Now I shall sleep in fear
With this crumbling heart of mine.
The day was sunny and the future was bright-
A brief escape from reality’s flames
A wondrous heaven of aimless walking and laughter,
Endless as it seemed-
Too good to be true.
As all good things come to an end
The day has passed; you brought me back
To my darkness that I try to destroy.
Bottomless pit, sorrowful tears,
Rain and rainbow in its cycle
Too much sunlight brings forth heaven’s tears.

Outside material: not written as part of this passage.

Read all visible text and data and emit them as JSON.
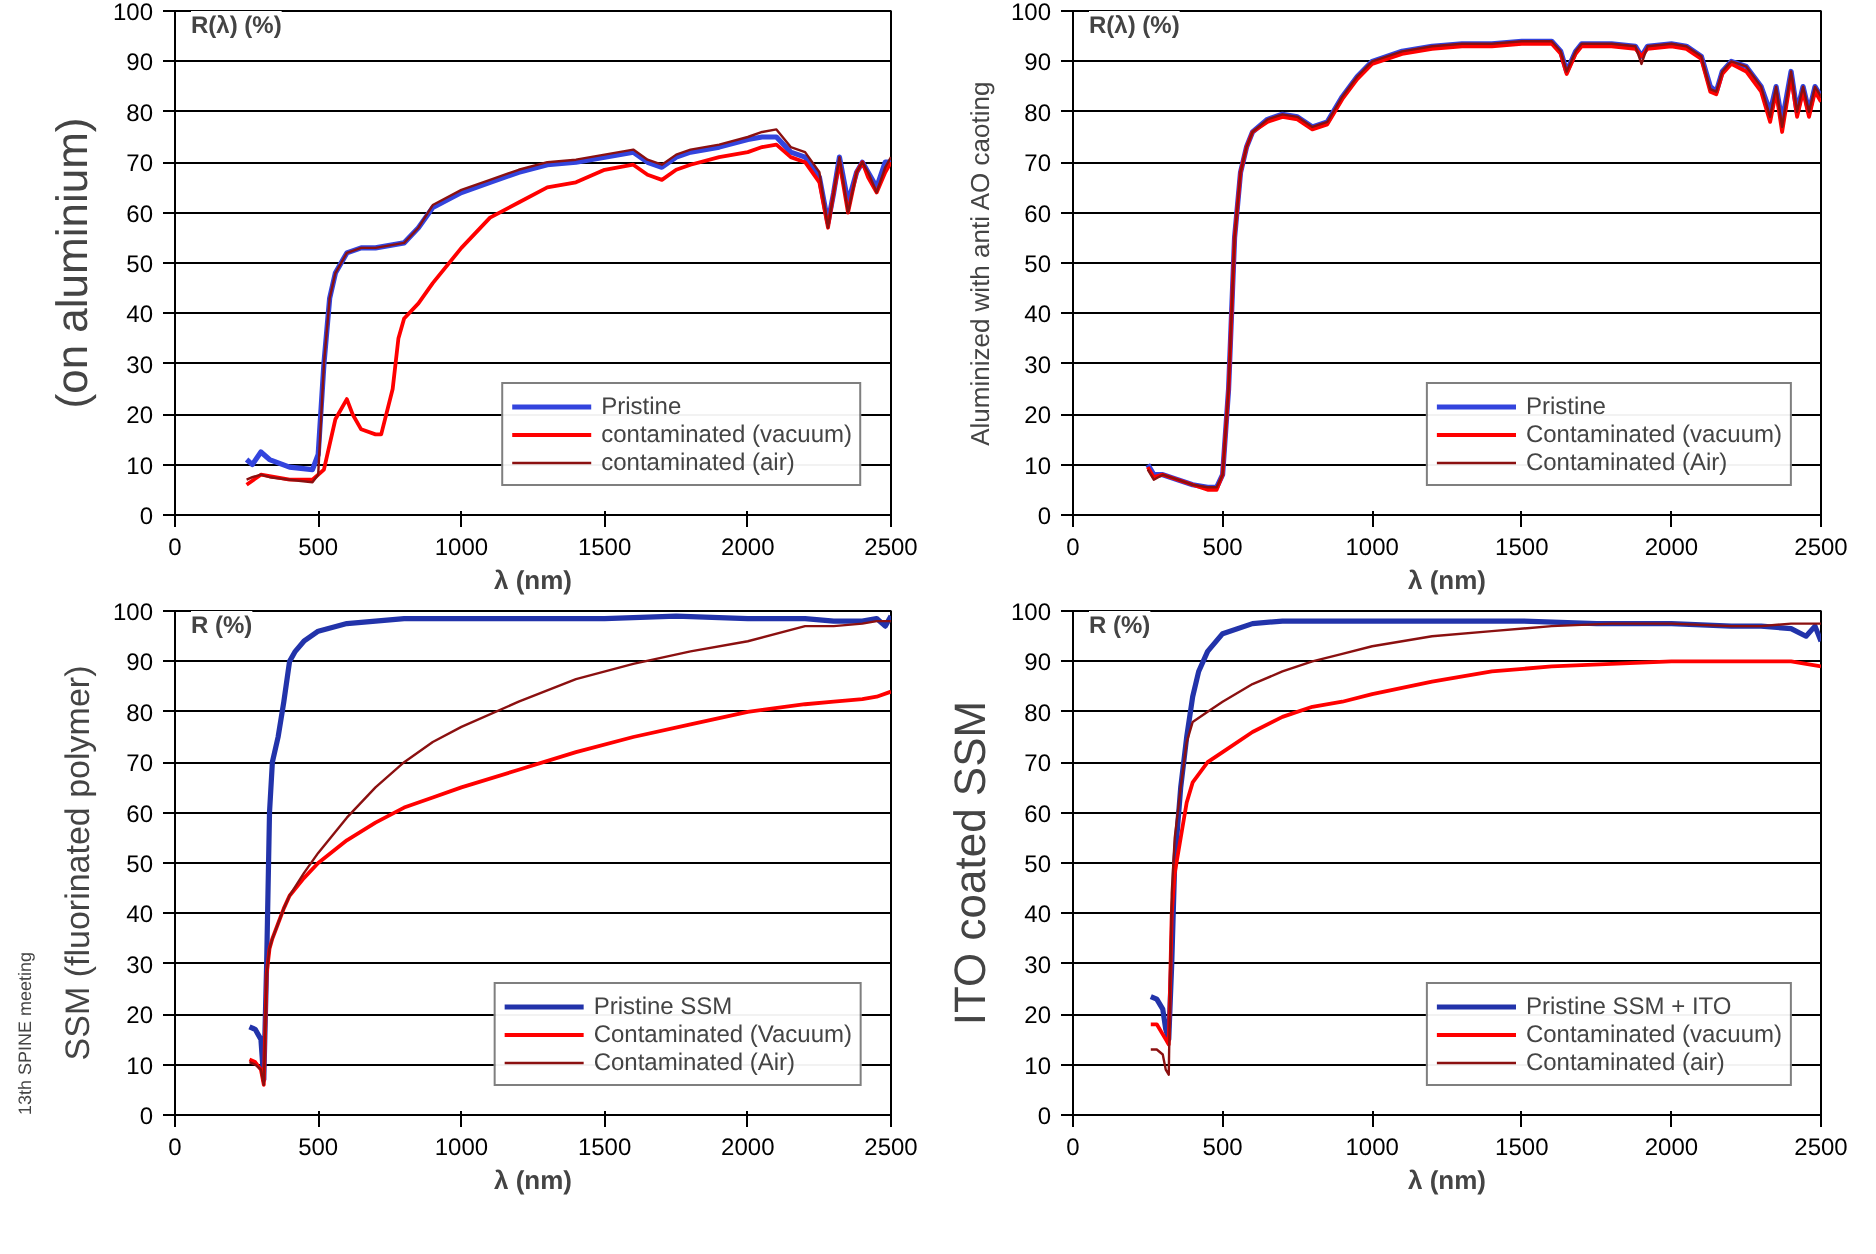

Endlessly caged within my storm,
I try not to be happy;
I’m afraid that I will be.
His sword, his shield, his cap, his built
His twisted mind; heart without guilt
Rider on a horse as dark as night
Do not be fooled- a thief in disguise.
With you, he’ll ride across the sky,
Beware dauntless princess, pure as white;
Taboo is the full moon- don’t draw near,
Break away when to the moon he veers.
Riding faster, steel forms in his eyes
Tell him to stop, the faster he’ll fly.
Dives into the full moon, clouds your mind,
Kills your soul, leaves you entwined.
His words, his gifts, his touch, his kiss
His promises of perfect bliss
Rider on a dark horse as dark as night
Do not be fooled- an assassin in disguise.
Ashamed of the things I allowed to be done, ashamed of my sin,
I let these things define who I am- the past and mistakes.
For long, I’ve thrived in my guilt, broke down a number of times
Fearing the consequences to come- punishment from above.
With my sin and immoral acts, I drifted apart from You;
For how can I come to You in prayer when Perfection is Your name.
I heard the devil’s victory laugh as my soul collapsed
As I allowed my every shame to conquer and devour my core.
Fearing how people would see me and judge me when they find my flaws,
Knowing how people love to gossip as I lose their respect.
Afraid of how unlovable I would then be if things were to fall apart-
How I would grow old, lonely and gray, bitter of all things.
Searching for people’s approval, people-pleaser that I am,
I forget there is one to please the most- You, O Lord.
I let the world win over my convictions and sway me from my roots
I ask for Your forgiveness, for strength- to be renewed.
Your great love remains unchanged even though I’ve let You down;
There is nothing I can ever do for You to love me any more or less.
Your grace is abundant, Your blessings overflow;
I’m showered everyday by Your grace that I do not deserve.
Lord, lead me to follow Your commands, allow me to stand firm
I long to draw closer to You, as I have drifted far.
I am Your sheep- wandered lost, fallen, and wounded;
You are my good Shepherd, searching and calling me home.